RuntimeError: Transaction ID 2.363 is marked invalid and will never be committed
olgavrou commented 4 years ago

The

"Transaction ID {term}.{commit_index} is marked invalid and will never be committed" RuntimeError: Transaction ID 3.176 is marked invalid and will never be committed

happens when we processes a transaction, reply to the client via the client proxy, and then replica.cpp calls globall commit for that transaction.

The global commit callback to pbft.h will update the view change too little too late, and then when the client queries for this transaction ID again, it will be in the next view

olgavrou commented 4 years ago

This is because the replicas send their RPC replies on prepare, but globally commit and call the globally_commit_cb on commit.

If it happens, for example, that:

I believe this will be mitigated if we explicitly update Pbft's view in pbft.h when there is a view change.

achamayou commented 4 years ago

Failures in both debug virtual and sgx this morning:

https://dev.azure.com/MSRC-CCF/CCF/_build/results?buildId=8432&view=ms.vss-test-web.build-test-results-tab&runId=43284&resultId=100029&paneView=debug

Traceback (most recent call last):
  File "/mnt/build/1/s/tests/late_joiners.py", line 269, in <module>
    run(args)
  File "/mnt/build/1/s/tests/late_joiners.py", line 237, in run
    ignore_failures=True,
  File "/mnt/build/1/s/tests/late_joiners.py", line 140, in run_requests
    result=True,
  File "/mnt/build/1/s/tests/infra/checker.py", line 74, in __call__
    self.node_client, rpc_result.commit, rpc_result.term
  File "/mnt/build/1/s/tests/infra/checker.py", line 39, in wait_for_global_commit
    f"Transaction ID {term}.{commit_index} is marked invalid and will never be committed"
RuntimeError: Transaction ID 2.281 is marked invalid and will never be committed
2020-05-15 16:53:46.654 | INFO     | infra.ccf:stop_all_nodes:370 - All nodes stopped...
Traceback (most recent call last):
  File "/mnt/build/2/s/tests/late_joiners.py", line 269, in <module>
    run(args)
  File "/mnt/build/2/s/tests/late_joiners.py", line 237, in run
    ignore_failures=True,
  File "/mnt/build/2/s/tests/late_joiners.py", line 140, in run_requests
    result=True,
  File "/mnt/build/2/s/tests/infra/checker.py", line 74, in __call__
    self.node_client, rpc_result.commit, rpc_result.term
  File "/mnt/build/2/s/tests/infra/checker.py", line 39, in wait_for_global_commit
    f"Transaction ID {term}.{commit_index} is marked invalid and will never be committed"
RuntimeError: Transaction ID 2.305 is marked invalid and will never be committed
ashamis commented 4 years ago

This is because the replicas send their RPC replies on prepare, but globally commit and call the globally_commit_cb on commit.

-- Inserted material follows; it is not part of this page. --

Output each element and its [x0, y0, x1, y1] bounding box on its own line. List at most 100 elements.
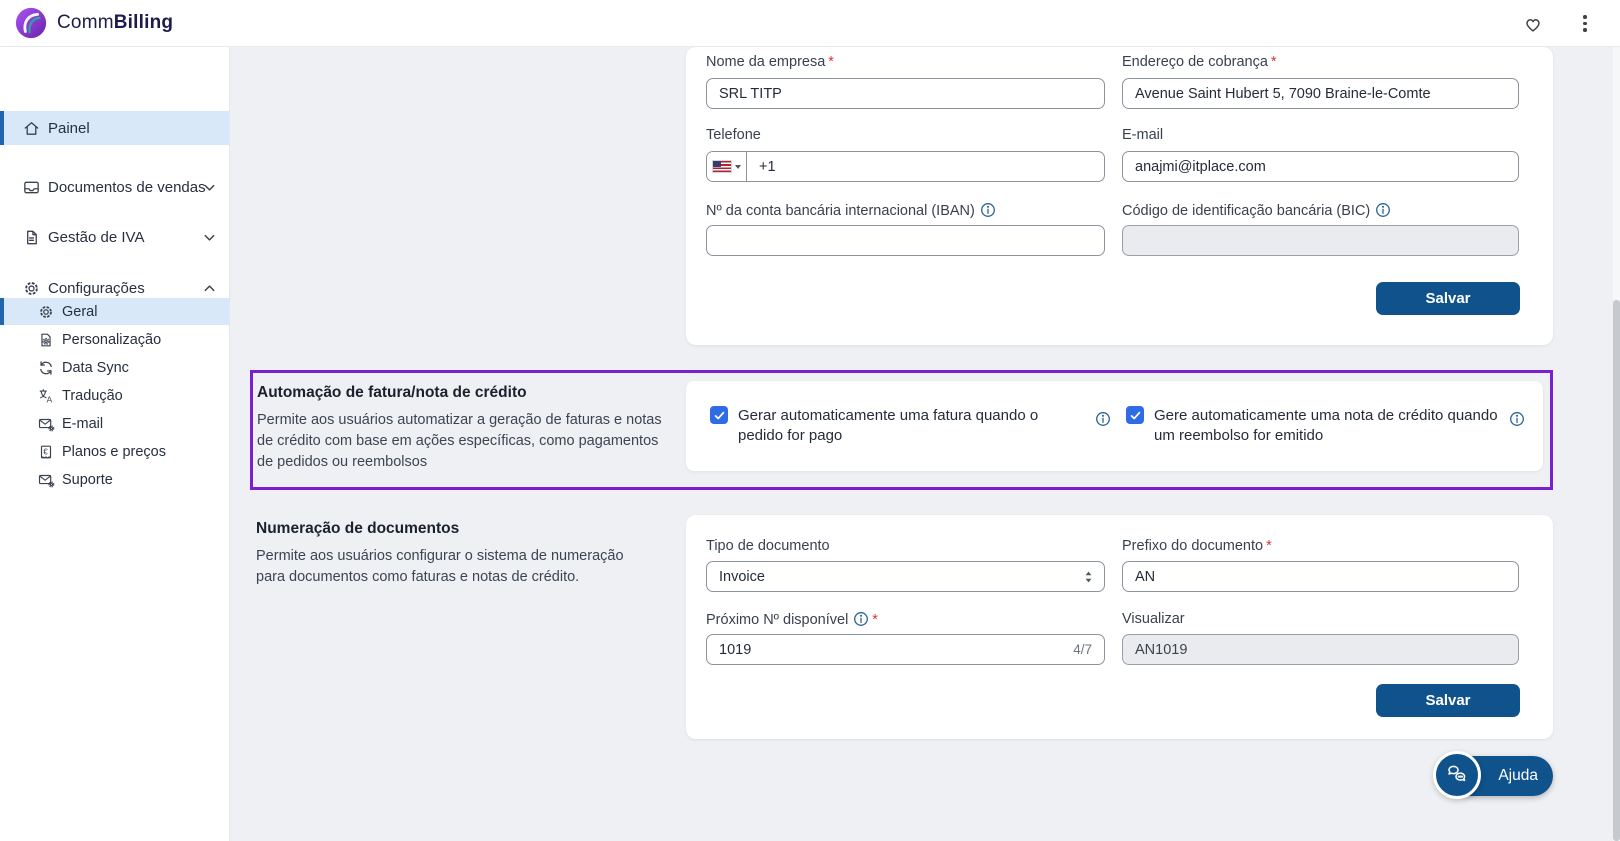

If it happens, for example, that:

  • 0 was primary but after a view change 1 is primary
  • we issue a LOG_record PRC to node 0
  • all other replicas reply to replica 0's client proxy first
  • replica 0 prepares and replies to its client proxy
  • client proxy has all the replies it needs, so responds to the client with 2.x
  • replica 0 commits, calls global commit callback, and pbft.h updates its view to 3
  • client sends an RPC to replica 0 asking for transaction 2.x
  • node 0 now has the information 3.x for x
  • INVALID

I believe this will be mitigated if we explicitly update Pbft's view in pbft.h when there is a view change.

This issue bug is from #1157

ashamis commented 4 years ago

The issue for which this issue was opened have been resolved. This test is currently stable and if it fails again it will most likely be a different bug.